Growing up, I never had the perfect childhood. In fact, it was pretty rough through and through. I ended up living in a trailor park for four years after my family lost the house, and I was bullied until middle school. If that doesn't make you say, "That's pretty messed up," then I don't know what will. Once I got to high school, I noticed that I wasn't too happy with the things I used to be excited to do. I stopped drawing, and watching anime altogether. Nobody really noticed that I was going through anything at that time, but I knew something was up. As much as I didn't want to, I had to tell my mom about it, which wasn't pretty in the slightest. She began to look at me differenlty and her eyes were always filled with a sort of sadness. It made it hard for me to want to look at her from then on. Soon after, my whole family knew about it, and I started to feel like a circus animal. My own dad said that what I was feeling wsa just a phase, and that it would pass soon after. Which, to be honest, wasn't something I really wanted to hear, but I knew that he had good intentions. I started to feel like nobody understood me, and that what I was feeling was beginning to get worse after that whole fiasco happened.
Eventually, I had to go to the doctor and get properly diagnosed. I ended up having to tell him everything that I was feeling again, but this time, I felt like he actually understood me. He didn't have a sad look in his eye, nor did he tell me that I was just going through a phase in my life that would pass when I get older. He told me that what I was feeling was valid, and it happens to a lot of people that have had the same kind of messed up childhood that I've had. It felt like a weight had been lifted off my shoulders, and I was finally able to get some help. I was prescribed medicine for it, and I went to my friends and told them about what I've been diagnosed with. I was so lucky to have a supportive and loving group of friends that understood and cared for me. If it weren't for them, I think I'd be in an even worse place than I was back then.

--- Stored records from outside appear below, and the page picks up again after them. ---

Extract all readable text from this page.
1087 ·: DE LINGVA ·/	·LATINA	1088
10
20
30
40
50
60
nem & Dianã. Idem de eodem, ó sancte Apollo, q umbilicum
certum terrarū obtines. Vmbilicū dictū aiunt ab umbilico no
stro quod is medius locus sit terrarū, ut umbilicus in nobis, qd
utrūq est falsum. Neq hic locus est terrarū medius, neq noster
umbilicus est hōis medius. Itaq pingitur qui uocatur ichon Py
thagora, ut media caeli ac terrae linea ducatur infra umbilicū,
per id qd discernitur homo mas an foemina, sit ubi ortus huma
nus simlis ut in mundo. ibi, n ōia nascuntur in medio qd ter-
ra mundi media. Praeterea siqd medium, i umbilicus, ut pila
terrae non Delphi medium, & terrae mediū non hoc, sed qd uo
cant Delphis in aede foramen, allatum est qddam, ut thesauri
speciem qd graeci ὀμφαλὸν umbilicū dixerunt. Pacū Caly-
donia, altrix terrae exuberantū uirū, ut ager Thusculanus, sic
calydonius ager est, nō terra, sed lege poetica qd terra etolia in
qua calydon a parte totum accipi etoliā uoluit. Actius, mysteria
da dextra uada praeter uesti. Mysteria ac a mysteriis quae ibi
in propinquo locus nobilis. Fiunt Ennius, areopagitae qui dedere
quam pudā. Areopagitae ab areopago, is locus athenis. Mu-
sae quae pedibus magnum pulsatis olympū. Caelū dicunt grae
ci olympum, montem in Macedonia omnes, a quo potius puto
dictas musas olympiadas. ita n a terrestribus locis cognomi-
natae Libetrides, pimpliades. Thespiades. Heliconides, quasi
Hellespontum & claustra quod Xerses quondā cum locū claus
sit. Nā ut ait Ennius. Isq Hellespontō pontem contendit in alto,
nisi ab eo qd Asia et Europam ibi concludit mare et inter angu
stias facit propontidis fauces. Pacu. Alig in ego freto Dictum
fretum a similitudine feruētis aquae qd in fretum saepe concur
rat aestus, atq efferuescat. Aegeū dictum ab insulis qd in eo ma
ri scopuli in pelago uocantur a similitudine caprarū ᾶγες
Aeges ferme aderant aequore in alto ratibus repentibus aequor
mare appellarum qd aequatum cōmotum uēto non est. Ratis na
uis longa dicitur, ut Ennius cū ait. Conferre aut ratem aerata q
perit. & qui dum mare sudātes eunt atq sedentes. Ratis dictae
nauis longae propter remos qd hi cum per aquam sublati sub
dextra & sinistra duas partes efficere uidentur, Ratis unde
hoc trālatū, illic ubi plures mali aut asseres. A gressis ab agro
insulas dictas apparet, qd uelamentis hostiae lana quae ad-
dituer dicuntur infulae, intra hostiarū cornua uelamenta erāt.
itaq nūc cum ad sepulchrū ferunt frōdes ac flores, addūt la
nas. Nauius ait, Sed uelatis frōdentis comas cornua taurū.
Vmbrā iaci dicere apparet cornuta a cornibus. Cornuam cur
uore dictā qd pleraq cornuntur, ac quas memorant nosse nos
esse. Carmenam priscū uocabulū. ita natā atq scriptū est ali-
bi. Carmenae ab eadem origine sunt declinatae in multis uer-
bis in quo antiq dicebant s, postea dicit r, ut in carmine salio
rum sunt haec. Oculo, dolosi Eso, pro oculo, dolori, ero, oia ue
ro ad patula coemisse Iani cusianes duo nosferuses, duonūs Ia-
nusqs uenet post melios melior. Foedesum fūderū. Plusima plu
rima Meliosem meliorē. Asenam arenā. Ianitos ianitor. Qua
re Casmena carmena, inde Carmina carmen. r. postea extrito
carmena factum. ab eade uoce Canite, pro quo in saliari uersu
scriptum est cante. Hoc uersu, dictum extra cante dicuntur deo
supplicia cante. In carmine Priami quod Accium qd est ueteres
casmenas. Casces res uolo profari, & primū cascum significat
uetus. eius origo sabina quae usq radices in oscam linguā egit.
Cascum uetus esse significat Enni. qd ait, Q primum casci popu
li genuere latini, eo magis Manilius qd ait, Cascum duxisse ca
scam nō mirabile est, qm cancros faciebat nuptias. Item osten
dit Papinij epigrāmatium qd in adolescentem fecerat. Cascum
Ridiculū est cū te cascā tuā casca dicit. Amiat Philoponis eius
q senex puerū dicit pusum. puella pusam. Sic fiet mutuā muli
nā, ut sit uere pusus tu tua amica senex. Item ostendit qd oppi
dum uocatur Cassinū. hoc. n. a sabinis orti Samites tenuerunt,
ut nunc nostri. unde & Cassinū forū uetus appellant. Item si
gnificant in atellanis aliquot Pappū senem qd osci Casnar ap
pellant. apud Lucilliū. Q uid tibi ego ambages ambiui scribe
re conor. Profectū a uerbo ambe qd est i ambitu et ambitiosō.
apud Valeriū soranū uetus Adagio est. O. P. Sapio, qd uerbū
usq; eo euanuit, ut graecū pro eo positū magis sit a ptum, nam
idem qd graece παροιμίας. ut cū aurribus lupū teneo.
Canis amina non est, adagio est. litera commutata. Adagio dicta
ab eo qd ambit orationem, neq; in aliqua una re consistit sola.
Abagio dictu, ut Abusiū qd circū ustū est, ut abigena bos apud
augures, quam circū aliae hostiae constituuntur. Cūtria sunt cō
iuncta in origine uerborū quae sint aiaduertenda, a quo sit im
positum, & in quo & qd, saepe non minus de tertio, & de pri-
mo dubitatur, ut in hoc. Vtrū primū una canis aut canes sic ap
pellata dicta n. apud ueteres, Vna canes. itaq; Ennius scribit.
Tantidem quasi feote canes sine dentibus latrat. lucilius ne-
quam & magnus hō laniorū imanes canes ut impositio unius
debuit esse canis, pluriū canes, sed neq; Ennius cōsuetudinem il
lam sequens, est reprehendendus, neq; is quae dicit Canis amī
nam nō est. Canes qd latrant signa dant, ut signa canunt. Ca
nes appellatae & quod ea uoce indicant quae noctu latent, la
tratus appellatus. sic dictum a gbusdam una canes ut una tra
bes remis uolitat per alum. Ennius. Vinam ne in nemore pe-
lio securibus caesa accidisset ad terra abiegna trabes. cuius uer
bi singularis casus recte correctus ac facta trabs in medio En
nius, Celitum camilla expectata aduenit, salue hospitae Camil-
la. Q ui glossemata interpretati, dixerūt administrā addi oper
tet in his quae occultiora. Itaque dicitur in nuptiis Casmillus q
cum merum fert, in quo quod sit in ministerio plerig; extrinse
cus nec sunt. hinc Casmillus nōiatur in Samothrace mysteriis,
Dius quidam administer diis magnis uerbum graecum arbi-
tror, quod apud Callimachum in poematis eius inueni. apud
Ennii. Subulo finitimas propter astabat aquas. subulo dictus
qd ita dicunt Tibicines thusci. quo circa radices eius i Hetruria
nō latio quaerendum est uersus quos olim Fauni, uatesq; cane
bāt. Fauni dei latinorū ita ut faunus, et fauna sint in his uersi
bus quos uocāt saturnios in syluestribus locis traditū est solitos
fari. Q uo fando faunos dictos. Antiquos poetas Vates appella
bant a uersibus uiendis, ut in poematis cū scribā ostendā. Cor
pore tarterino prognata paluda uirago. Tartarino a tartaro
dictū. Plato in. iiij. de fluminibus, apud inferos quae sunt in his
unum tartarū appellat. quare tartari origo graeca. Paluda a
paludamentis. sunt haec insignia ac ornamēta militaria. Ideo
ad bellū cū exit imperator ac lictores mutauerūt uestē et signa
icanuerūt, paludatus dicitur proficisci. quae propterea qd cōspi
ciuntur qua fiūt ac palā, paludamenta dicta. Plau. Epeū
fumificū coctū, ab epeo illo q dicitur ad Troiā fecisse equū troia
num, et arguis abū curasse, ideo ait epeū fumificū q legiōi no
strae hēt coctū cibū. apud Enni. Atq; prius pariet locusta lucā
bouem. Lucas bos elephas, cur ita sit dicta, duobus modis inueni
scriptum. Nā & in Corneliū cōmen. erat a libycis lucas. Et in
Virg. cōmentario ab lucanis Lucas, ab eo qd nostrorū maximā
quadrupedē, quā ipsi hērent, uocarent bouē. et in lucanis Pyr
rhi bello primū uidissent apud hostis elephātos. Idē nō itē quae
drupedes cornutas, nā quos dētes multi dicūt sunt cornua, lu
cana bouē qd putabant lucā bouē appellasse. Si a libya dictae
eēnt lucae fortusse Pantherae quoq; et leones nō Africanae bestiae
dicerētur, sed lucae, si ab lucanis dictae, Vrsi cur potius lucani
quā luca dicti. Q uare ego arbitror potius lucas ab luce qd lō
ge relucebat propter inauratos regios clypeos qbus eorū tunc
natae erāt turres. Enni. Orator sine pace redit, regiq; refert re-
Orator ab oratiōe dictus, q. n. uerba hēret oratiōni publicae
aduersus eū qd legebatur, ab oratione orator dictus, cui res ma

It's times like these when you need to be able to talk to someone about your mental health and how you've been dealing with it. Talking to someone isn't a bad thing, in fact, its a great way to find out how you can get better and find proper treatment from medical professionals. Going to hospitals and new doctors can be pretty menacing, so I've found that bringing along a friend can help put you at ease. Don't be afraid to ask for help if you need it. It surely made me want to get better alongside them.